En 1810, François Ier, empereur d’Autriche, lui a donné sa fille pour sceller la paix au lendemain de ses défaites. Trois ans après, conseillé par Metternich, il se joindra aux alliés de l’Europe contre son gendre : sixième et dernière coalition qui amènera la chute de l’Empire.

L’empereur déchu, méditant à Sainte-Hélène, confie à Montholon, compagnon de son dernier exil : « Un fils de Joséphine m’eût rendu heureux et eût assuré le règne de ma dynastie. Les Français l’auraient aimé bien autrement que le roi de Rome. » Il est même possible qu’Eugène de Beauharnais, le fils de Joséphine qu’il a adopté, ait fait l’affaire ! Dans la famille, c’est l’un des plus dévoués à l’empereur, excellent soldat jusque dans la débâcle en Russie, prince d’une extrême élégance qui se révélera bon mari et bon père. « Honneur et fidélité », pour une fois, l’épitaphe sur son tombeau est juste. Mais l’on ne réécrit pas l’histoire.

« Le vingt-deuxième coup fut pour nous un coup de massue, il nous semblait tuer la race des Bourbons. »1853

Baron François-Auguste Fauveau de FRÉNILLY (1768-1848). Marie-Louise : l’impératrice oubliée (1983), Geneviève Chastenet

C’est l’avis d’un ultra. Mais tout Paris explose de joie au vingt-deuxième coup qui annonce la naissance d’un fils : le roi de Rome voit donc le jour, ce 20 mars 1811.

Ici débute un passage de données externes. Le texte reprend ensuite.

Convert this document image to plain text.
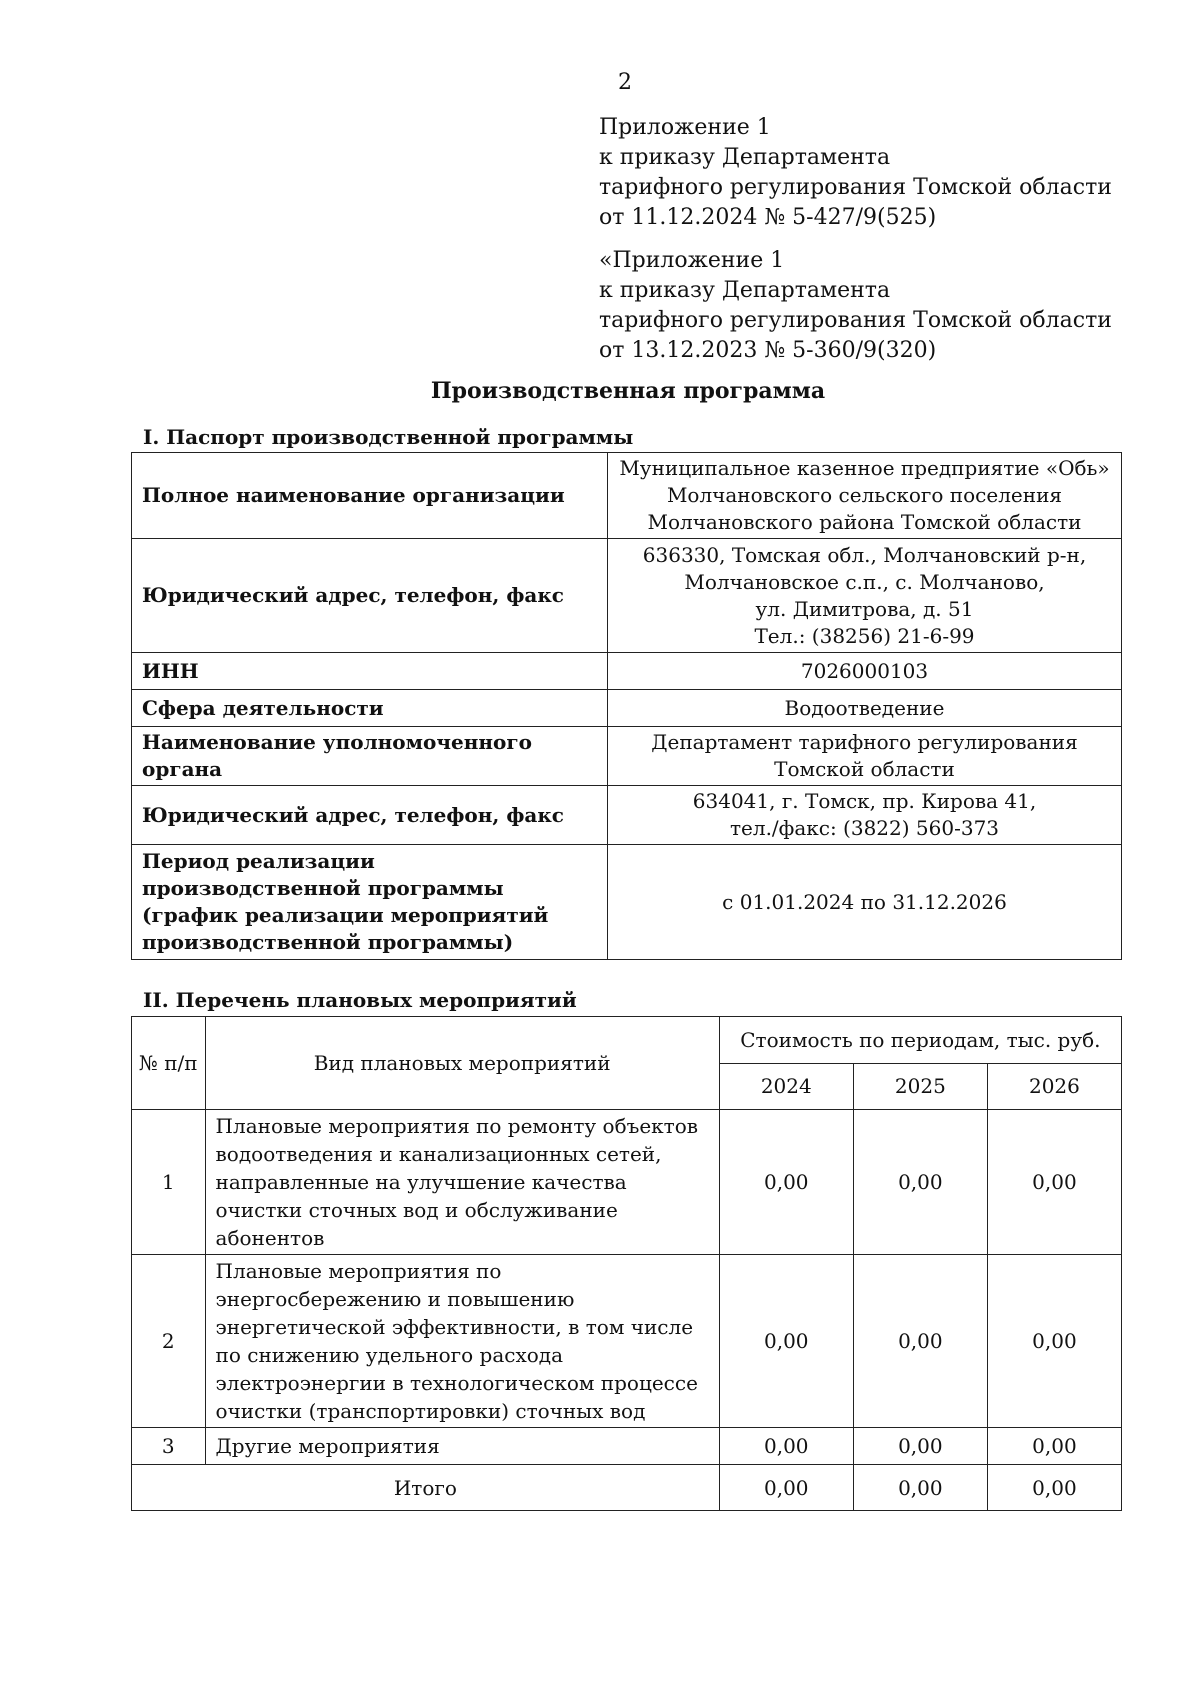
2
Приложение 1
к приказу Департамента
тарифного регулирования Томской области
от 11.12.2024 № 5-427/9(525)
«Приложение 1
к приказу Департамента
тарифного регулирования Томской области
от 13.12.2023 № 5-360/9(320)
Производственная программа
I. Паспорт производственной программы
Полное наименование организации	Муниципальное казенное предприятие «Обь»
Молчановского сельского поселения
Молчановского района Томской области

Юридический адрес, телефон, факс	636330, Томская обл., Молчановский р-н,
Молчановское с.п., с. Молчаново,
ул. Димитрова, д. 51
Тел.: (38256) 21-6-99

ИНН	7026000103

Сфера деятельности	Водоотведение

Наименование уполномоченного органа	Департамент тарифного регулирования
Томской области

Юридический адрес, телефон, факс	634041, г. Томск, пр. Кирова 41,
тел./факс: (3822) 560-373

Период реализации производственной программы (график реализации мероприятий производственной программы)	с 01.01.2024 по 31.12.2026
II. Перечень плановых мероприятий
№ п/п	Вид плановых мероприятий	Стоимость по периодам, тыс. руб.		
		2024	2025	2026
1	Плановые мероприятия по ремонту объектов водоотведения и канализационных сетей, направленные на улучшение качества очистки сточных вод и обслуживание абонентов	0,00	0,00	0,00
2	Плановые мероприятия по энергосбережению и повышению энергетической эффективности, в том числе по снижению удельного расхода электроэнергии в технологическом процессе очистки (транспортировки) сточных вод	0,00	0,00	0,00
3	Другие мероприятия	0,00	0,00	0,00
Итого		0,00	0,00	0,00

« Bel enfant qui ne fait que naître, / Et pour qui nous formons des vœux,
En croissant, tu deviendras maître / Et régneras sur nos neveux.
Dame, dame, réfléchis bien, / Dame, dame, souviens-toi bien
Qu’alors il ne faudra pas faire / Tout comme a fait, tout comme a fait ton père. »1854

Chanson pour le roi de Rome (1811). Histoire de France par les chansons (1982), France Vernillat, Pierre Barbier

Parmi toutes les chansons en l’honneur de l’illustre nouveau-né, celle-ci résonne comme un avertissement au père. Comme bien souvent, la chanson donne le pouls d’une opinion publique – c’est rare et précieux, sous l’Empire où la rigueur de la censure étouffe bien des pensées !

« Je l’envie. La gloire l’attend, alors que j’ai dû courir après elle […] Pour saisir le monde, il n’aura qu’à tendre les bras. »1855

NAPOLÉON Ier (1769-1821), à Duroc, 20 mars 1811. L’Aiglon, Napoléon II (1959), André Castelot

Le père est bouleversé devant le berceau de son fils, d’autant plus que cette naissance comble l’empereur. La dynastie semble installée à jamais. Il avoue son émotion à son grand maréchal du palais, l’un de ses plus anciens compagnons de route et de gloire, connu au siège de Toulon en 1793, surnommé l’« ombre de Napoléon » et tombé au champ d’honneur en mai 1813.

« Messieurs, vous voulez me traiter comme si j’étais Louis le Débonnaire. Ne confondez pas le fils avec le père […] Moi, je suis Charlemagne. »1856

NAPOLÉON Ier (1769-1821), aux Pères conciliaires, 17 juin 1811. Le Pape et l’empereur, 1804-1815 (1905), Henri Welschinger

L’empereur aime les références historiques et celle-ci s’impose soudain : scène décrite dans les Mémoires de Talleyrand, avec force détails et dialogues. La colère de l’empereur explose. Le concile qu’il voulait à sa botte s’est ouvert à Paris ce 17 juin. Et voilà que les Pères jurent, un par un, obéissance au pape, lequel refuse aux évêques son investiture pourtant prévue par le concordat signé avec Napoléon.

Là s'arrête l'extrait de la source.